Opportunities for Improvement

Due to the introduction of the Building Regulations and the numerous environmental performance accreditations available, upgrading a historic building to meet the standards of today can present several opportunities for improved performance. Some of these opportunities include careful specification of materials, selection of construction technologies and creating a renewable energy strategy for the building.

When there is a historic building involved, it is crucial to fully understand the extent of any listings and what this comprises. This will highlight what constraints are in place so that the scope of any improvement works can be confirmed.

Building Fabric

One of the main opportunities for improving environmental performance is in the building fabric. We have recently led an options appraisal on a higher education scheme at the beginning of RIBA Stage 2 to compare various foundation and structural frame solutions to understand which option provided the best environmental performance.
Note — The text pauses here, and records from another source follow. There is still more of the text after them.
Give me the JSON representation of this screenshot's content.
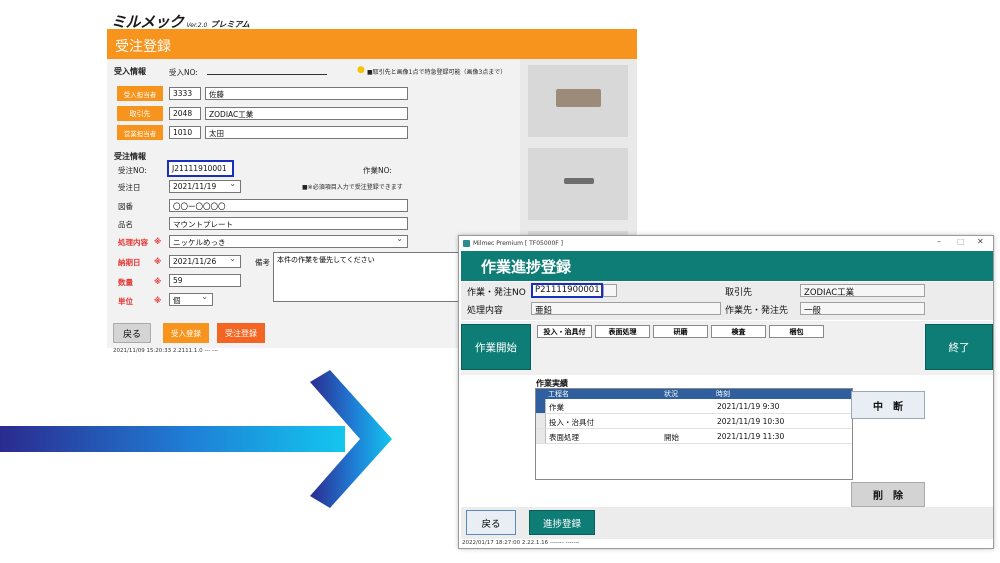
{
  "order_form": {
    "logo": {
      "main": "ミルメック",
      "version": "Ver.2.0",
      "edition": "プレミアム"
    },
    "title": "受注登録",
    "receipt_section": "受入情報",
    "receipt_no_label": "受入NO:",
    "notice": "■取引先と画像1点で特急登録可能（画像3点まで）",
    "receiver_btn": "受入担当者",
    "receiver_code": "3333",
    "receiver_name": "佐藤",
    "client_btn": "取引先",
    "client_code": "2048",
    "client_name": "ZODIAC工業",
    "sales_btn": "営業担当者",
    "sales_code": "1010",
    "sales_name": "太田",
    "order_section": "受注情報",
    "order_no_label": "受注NO:",
    "order_no": "J21111910001",
    "work_no_label": "作業NO:",
    "order_date_label": "受注日",
    "order_date": "2021/11/19",
    "required_notice": "■※必須項目入力で受注登録できます",
    "drawing_label": "図番",
    "drawing_value": "〇〇ー〇〇〇〇",
    "product_label": "品名",
    "product_value": "マウントプレート",
    "process_label": "処理内容",
    "process_value": "ニッケルめっき",
    "due_label": "納期日",
    "due_value": "2021/11/26",
    "memo_label": "備考",
    "memo_value": "本件の作業を優先してください",
    "qty_label": "数量",
    "qty_value": "59",
    "unit_label": "単位",
    "unit_value": "個",
    "required_mark": "※",
    "back_btn": "戻る",
    "receipt_reg_btn": "受入登録",
    "order_reg_btn": "受注登録",
    "status": "2021/11/09 15:20:33 2.2111.1.0  ---  ---"
  },
  "progress_form": {
    "window_title": "Milmec Premium [ TF05000F ]",
    "title": "作業進捗登録",
    "work_order_label": "作業・発注NO",
    "work_order_no": "P21111900001",
    "client_label": "取引先",
    "client_value": "ZODIAC工業",
    "process_label": "処理内容",
    "process_value": "亜鉛",
    "work_dest_label": "作業先・発注先",
    "work_dest_value": "一般",
    "start_btn": "作業開始",
    "end_btn": "終了",
    "steps": [
      "投入・治具付",
      "表面処理",
      "研磨",
      "検査",
      "梱包"
    ],
    "results_label": "作業実績",
    "grid_headers": [
      "工程名",
      "状況",
      "時刻"
    ],
    "grid_rows": [
      {
        "process": "作業",
        "status": "",
        "time": "2021/11/19 9:30"
      },
      {
        "process": "投入・治具付",
        "status": "",
        "time": "2021/11/19 10:30"
      },
      {
        "process": "表面処理",
        "status": "開始",
        "time": "2021/11/19 11:30"
      }
    ],
    "pause_btn": "中　断",
    "delete_btn": "削　除",
    "back_btn": "戻る",
    "register_btn": "進捗登録",
    "status": "2022/01/17 18:27:00 2.22.1.16  ------- -------"
  },
  "colors": {
    "orange": "#f7941d",
    "teal": "#0e7d76",
    "highlight": "#1b2fbd",
    "required": "#e53935"
  }
}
For two of the new buildings proposed on site, the use of timber glulam beams was investigated to offset the impacts of steel and concrete which have more embodied carbon. Materials such as aluminium timber composite glazing, zinc roofing instead of copper and thinner rainscreen stone cladding were designed to lower the overall level of embodied carbon while still meeting the client brief. Of course, cost is also a major factor which can often cause conflicting opinions between stakeholders which is why it is so important to consider these aspects as early as possible in the design process.

Site Energy Strategy

Thinking about the site-wide energy strategy for a development, steering away from fossil fuels such as gas provides opportunity to explore innovative solutions. On the same project, we have investigated using the river as the main heat source, with air source heat pumps as a back-up supply. Depending on the location of the site, there may also be opportunity to use underground water as a heat source. Where a site is located near old mine shafts, there could be the option of using the water in these shafts as a heat source. We are currently investigating this in the feasibility stage of a potential project, supplemented by photovoltaic panels to harness solar energy.

It is exciting to see these renewable technologies being investigated for use as the main energy source for the buildings, which will hopefully become more popular as they become more frequently used. I feel it is important to remember that although certain works are understandably restricted in historic buildings, the majority of buildings are there to serve a purpose and therefore need to retain this purpose in a way that has the least impact on our environment for the years to come.